La France reste et demeurera un partenaire de choix des États-Unis dans la lutte contre le terrorisme, qui n’est pas terminée même si elle est reléguée au second rang des priorités et se poursuit à distance. Mais sur l’Indopacifique, force est de constater le peu de valeur accordée à la contribution militaire française. La réaction européenne dira si l’épisode convainc réellement les autres Européens de la nécessité de l’autonomie stratégique - ou s’il confirme un certain isolement français en Europe.
 
Enfin, il expose aussi toute la difficulté de faire des "politiques étrangères pour les classes moyennes" compatibles entre alliés, alors que cette ambition repose avant tout sur les politiques commerciale et industrielle.
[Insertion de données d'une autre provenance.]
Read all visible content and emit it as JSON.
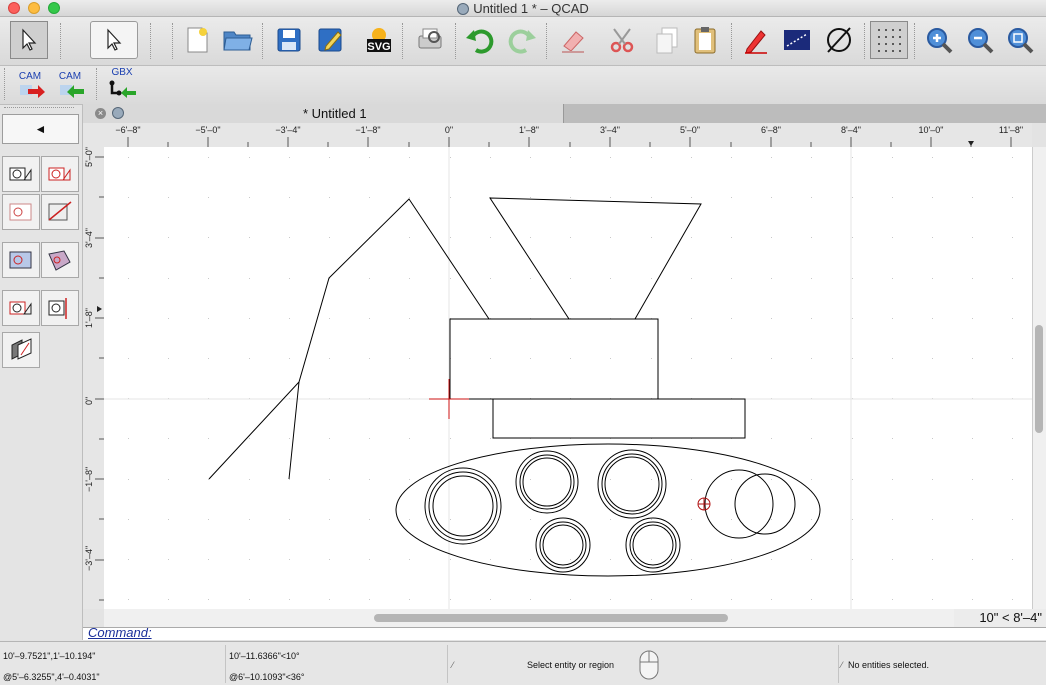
{
  "window": {
    "title": "Untitled 1 * – QCAD"
  },
  "toolbar": {
    "items": [
      {
        "name": "select-pointer",
        "icon": "arrow-pointer-icon"
      },
      {
        "name": "select-tool",
        "icon": "arrow-pointer-icon"
      },
      {
        "name": "new",
        "icon": "new-document-icon"
      },
      {
        "name": "open",
        "icon": "folder-icon"
      },
      {
        "name": "save",
        "icon": "floppy-disk-icon"
      },
      {
        "name": "save-as",
        "icon": "edit-document-icon"
      },
      {
        "name": "export-svg",
        "icon": "svg-export-icon",
        "label": "SVG"
      },
      {
        "name": "print-preview",
        "icon": "print-preview-icon"
      },
      {
        "name": "undo",
        "icon": "undo-icon"
      },
      {
        "name": "redo",
        "icon": "redo-icon"
      },
      {
        "name": "erase",
        "icon": "eraser-icon"
      },
      {
        "name": "cut",
        "icon": "scissors-icon"
      },
      {
        "name": "copy",
        "icon": "copy-icon"
      },
      {
        "name": "paste",
        "icon": "clipboard-icon"
      },
      {
        "name": "pen",
        "icon": "pencil-icon"
      },
      {
        "name": "dimension",
        "icon": "dimension-icon"
      },
      {
        "name": "circle-line",
        "icon": "circle-line-icon"
      },
      {
        "name": "grid",
        "icon": "grid-icon"
      },
      {
        "name": "zoom-in",
        "icon": "zoom-in-icon"
      },
      {
        "name": "zoom-out",
        "icon": "zoom-out-icon"
      },
      {
        "name": "zoom-auto",
        "icon": "zoom-auto-icon"
      }
    ]
  },
  "cam_toolbar": {
    "cam_export_label": "CAM",
    "cam_import_label": "CAM",
    "gbx_label": "GBX"
  },
  "dock": {
    "back_label": "◄"
  },
  "tab": {
    "title": "* Untitled 1"
  },
  "ruler": {
    "horizontal": [
      "−6'–8\"",
      "−5'–0\"",
      "−3'–4\"",
      "−1'–8\"",
      "0\"",
      "1'–8\"",
      "3'–4\"",
      "5'–0\"",
      "6'–8\"",
      "8'–4\"",
      "10'–0\"",
      "11'–8\""
    ],
    "vertical": [
      "5'–0\"",
      "3'–4\"",
      "1'–8\"",
      "0\"",
      "−1'–8\"",
      "−3'–4\""
    ]
  },
  "scale_label": "10\" < 8'–4\"",
  "command": {
    "label": "Command:"
  },
  "status": {
    "abs_coord": "10'–9.7521\",1'–10.194\"",
    "rel_coord": "@5'–6.3255\",4'–0.4031\"",
    "abs_polar": "10'–11.6366\"<10°",
    "rel_polar": "@6'–10.1093\"<36°",
    "prompt": "Select entity or region",
    "selection": "No entities selected."
  },
  "colors": {
    "crosshair": "#cc1111",
    "snap_marker": "#b01010",
    "grid_dot": "#c8c8c8"
  }
}
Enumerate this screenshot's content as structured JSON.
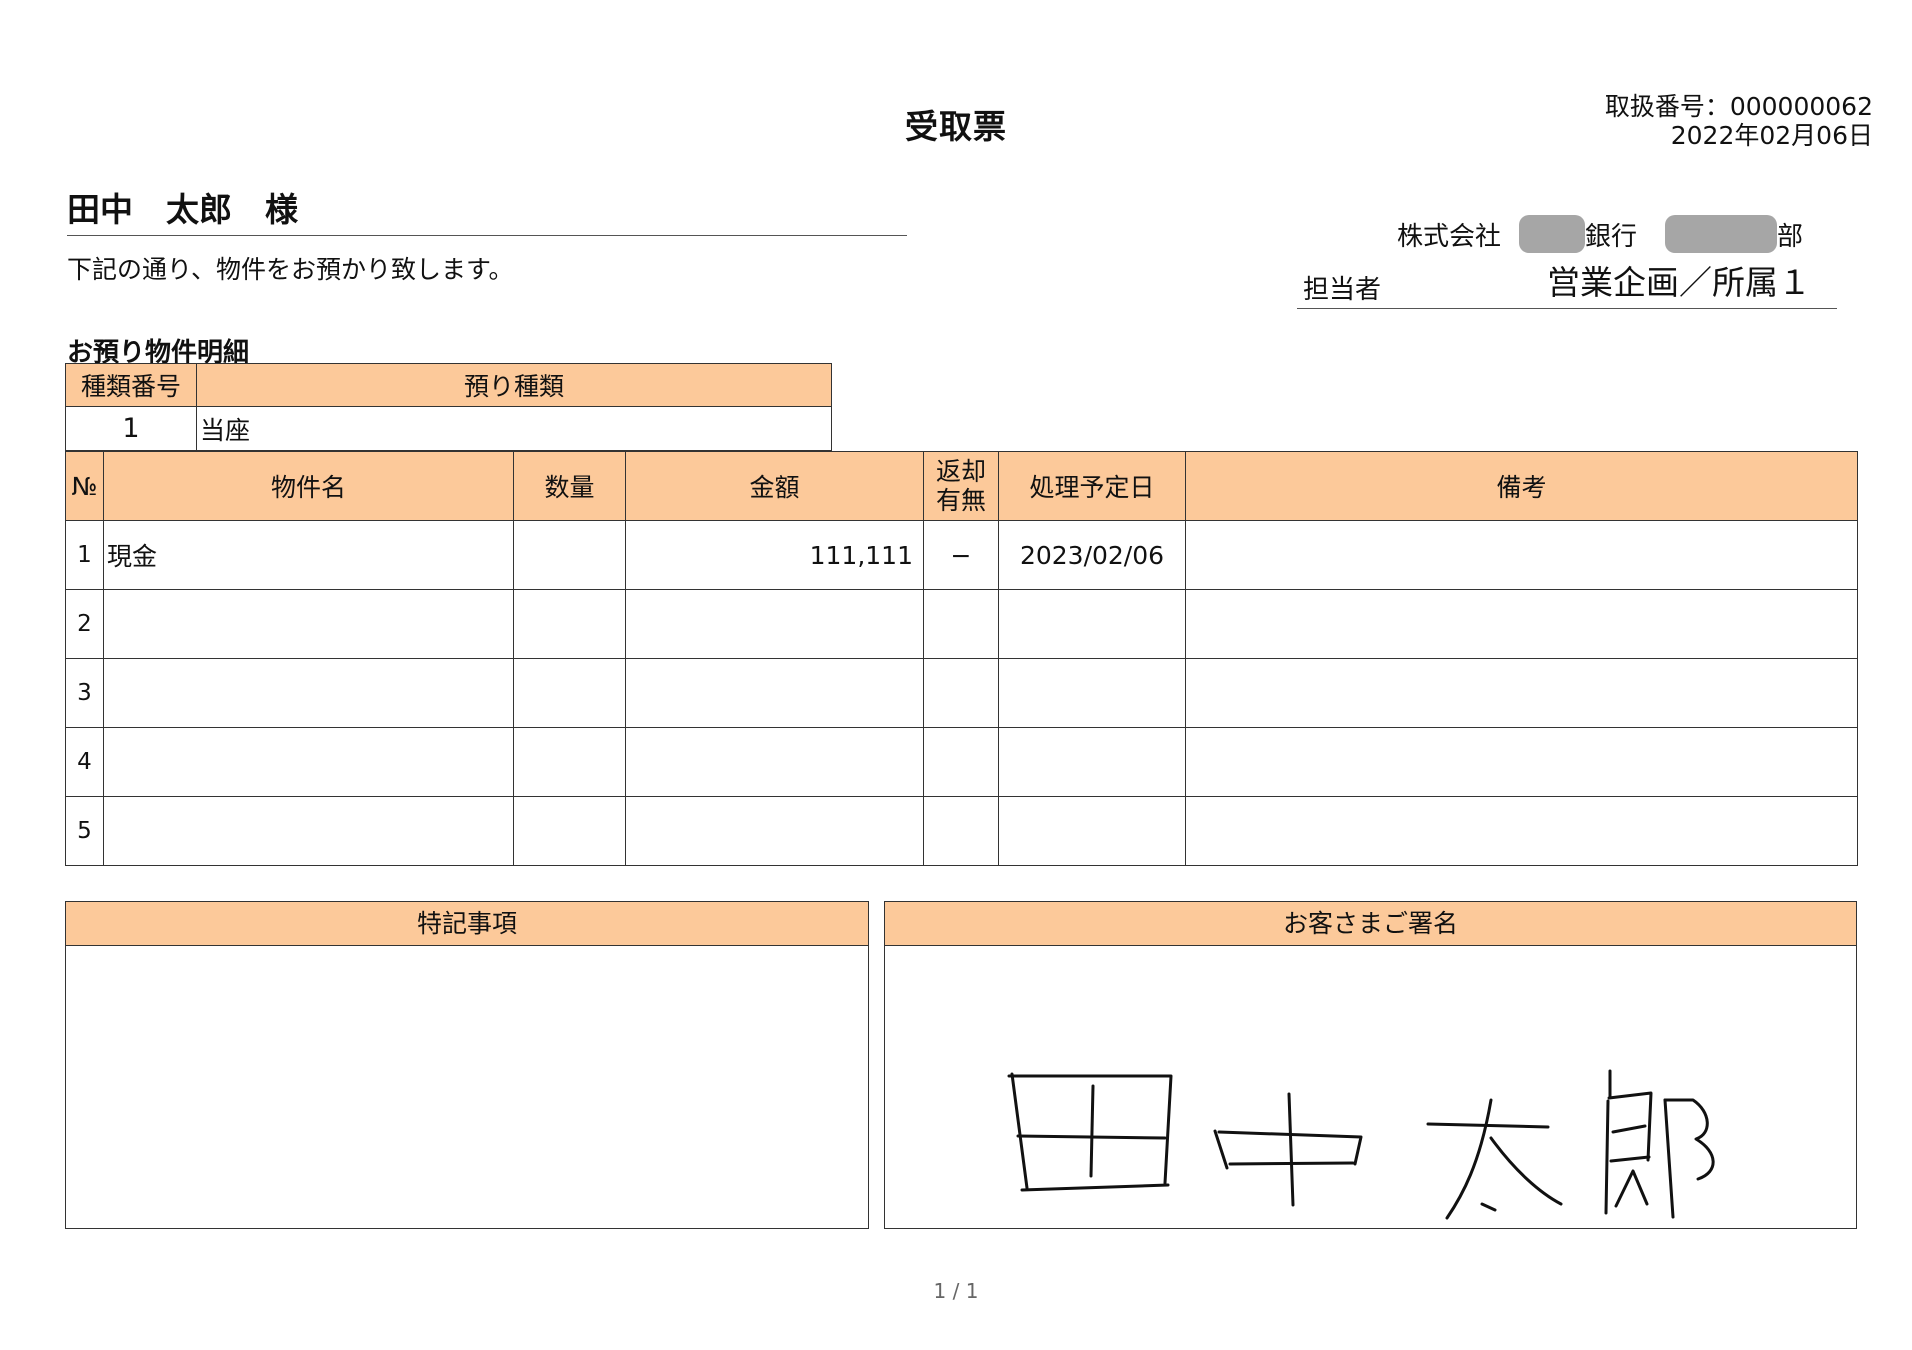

Si cette dimension est au cœur de la diplomatie américaine, comme l’indiquait Anthony Blinken dans un discours récent, et si la relation transatlantique est rétrogradée, les Européens et Américains ne deviennent-ils pas avant tout des concurrents économiques ? La question se pose pour l’UE, et pour la relation US-UE pourtant mise en avant lors du déplacement de Biden en Europe en juin dernier. Au-delà, elle interroge sur la valeur du combat central du siècle selon Biden, l’affrontement des modèles entre démocraties et régimes autoritaires, pour lequel Washington entendait resserrer les liens entre pays démocratiques. Le coup de tonnerre AUKUS expose-t-il un "Occident" divisé, ou une France isolée ? La relation franco-américaine est quoi qu’il en soit entrée dans une zone de turbulences, dans un contexte pré-électoral français que Biden prend des risques à ignorer, lui qui fait tant de cas des alliés et partenaires en général, et de son talent diplomatique personnel en particulier.